София молча смотрела на нее. Странно и даже жутковато было слышать полные любви слова отца, бесстрастно произносимые незнакомкой. А уж то, что Угрызение вот так запросто без единой ошибки пересказала письмо…

– Как это у вас получается? – спросила София.

Угрызение ответила с прежним бесстрастием:

– Я что угодно с одного прочтения запоминаю.

– Завидный у вас дар…

Угрызение отвела глаза:

– Это смотря что доведется прочесть. Есть вещи, которые хочется запомнить.
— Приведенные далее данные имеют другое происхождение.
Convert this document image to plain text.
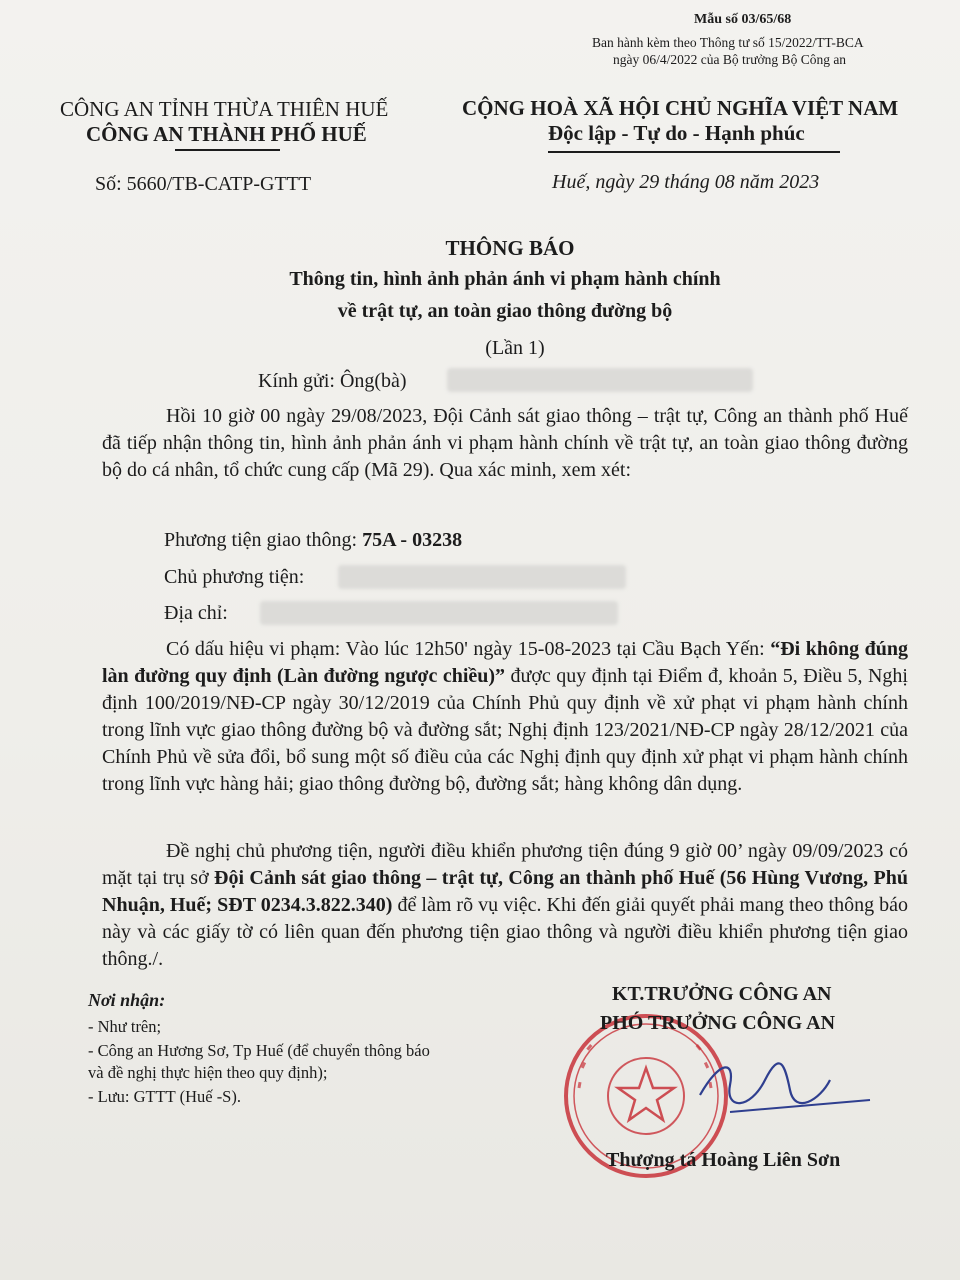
Mẫu số 03/65/68
Ban hành kèm theo Thông tư số 15/2022/TT-BCA
ngày 06/4/2022 của Bộ trưởng Bộ Công an
CÔNG AN TỈNH THỪA THIÊN HUẾ
CÔNG AN THÀNH PHỐ HUẾ
CỘNG HOÀ XÃ HỘI CHỦ NGHĨA VIỆT NAM
Độc lập - Tự do - Hạnh phúc
Số: 5660/TB-CATP-GTTT	Huế, ngày 29 tháng 08 năm 2023
THÔNG BÁO
Thông tin, hình ảnh phản ánh vi phạm hành chính
về trật tự, an toàn giao thông đường bộ
(Lần 1)
Kính gửi: Ông(bà)

Hồi 10 giờ 00 ngày 29/08/2023, Đội Cảnh sát giao thông – trật tự, Công an thành phố Huế đã tiếp nhận thông tin, hình ảnh phản ánh vi phạm hành chính về trật tự, an toàn giao thông đường bộ do cá nhân, tổ chức cung cấp (Mã 29). Qua xác minh, xem xét:

Phương tiện giao thông: 75A - 03238
Chủ phương tiện:
Địa chỉ:

Có dấu hiệu vi phạm: Vào lúc 12h50' ngày 15-08-2023 tại Cầu Bạch Yến: “Đi không đúng làn đường quy định (Làn đường ngược chiều)” được quy định tại Điểm đ, khoản 5, Điều 5, Nghị định 100/2019/NĐ-CP ngày 30/12/2019 của Chính Phủ quy định về xử phạt vi phạm hành chính trong lĩnh vực giao thông đường bộ và đường sắt; Nghị định 123/2021/NĐ-CP ngày 28/12/2021 của Chính Phủ về sửa đổi, bổ sung một số điều của các Nghị định quy định xử phạt vi phạm hành chính trong lĩnh vực hàng hải; giao thông đường bộ, đường sắt; hàng không dân dụng.

Đề nghị chủ phương tiện, người điều khiển phương tiện đúng 9 giờ 00’ ngày 09/09/2023 có mặt tại trụ sở Đội Cảnh sát giao thông – trật tự, Công an thành phố Huế (56 Hùng Vương, Phú Nhuận, Huế; SĐT 0234.3.822.340) để làm rõ vụ việc. Khi đến giải quyết phải mang theo thông báo này và các giấy tờ có liên quan đến phương tiện giao thông và người điều khiển phương tiện giao thông./.

Nơi nhận:
- Như trên;
- Công an Hương Sơ, Tp Huế (để chuyển thông báo
và đề nghị thực hiện theo quy định);
- Lưu: GTTT (Huế -S).
KT.TRƯỞNG CÔNG AN
PHÓ TRƯỞNG CÔNG AN
Thượng tá Hoàng Liên Sơn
А есть такие, что век бы их не видать.

София моргнула.

– Да, – сказала она. – Это уж точно.

– Значит, – вернулась к делу Угрызение, – вы ищете сведения по Авзентинии…

До Софии вдруг дошло, что эта молодая женщина, возможно, лучше других сумеет помочь ей найти краткий путь сквозь архивные дебри.

– Именно так. Вы о ней что-нибудь слышали? Быть может, видели где-нибудь? Не припоминаете?

– Нет. Не видела, – ответила Угрызение. И стремительно поднялась: – Мне думается, вам следует просмотреть указатели, касающиеся года, когда было написано ваше письмо. Восемьдесят второй год нашей эры.

И, не дожидаясь реакции Софии, покинула стол, чтобы тотчас исчезнуть среди стеллажей.

Впрочем, несколькими минутами позже Угрызение возвратилась, толкая перед собой библиотечную тележку:

– Я вам первые тридцать привезла.

И она стала перегружать тяжеленные фолианты на читальный стол.

София недоуменно нахмурилась:

– Первые тридцать… чего?

– Первые тридцать томов ссылок и указателей, касающихся восемьдесят второго года. – Угрызение чуть помедлила, выверенное бесстрастие на ее лице впервые окрасилось едва заметной смешинкой. – Вы же не думали, что указатели по каждому году ограничиваются всего одной книгой? Восемьдесят второй охватывается более чем тремя сотнями томов.

«Триста томов! – мысленно ахнула София. – Ужас какой! Да как мне их все за три дня пролистать?!»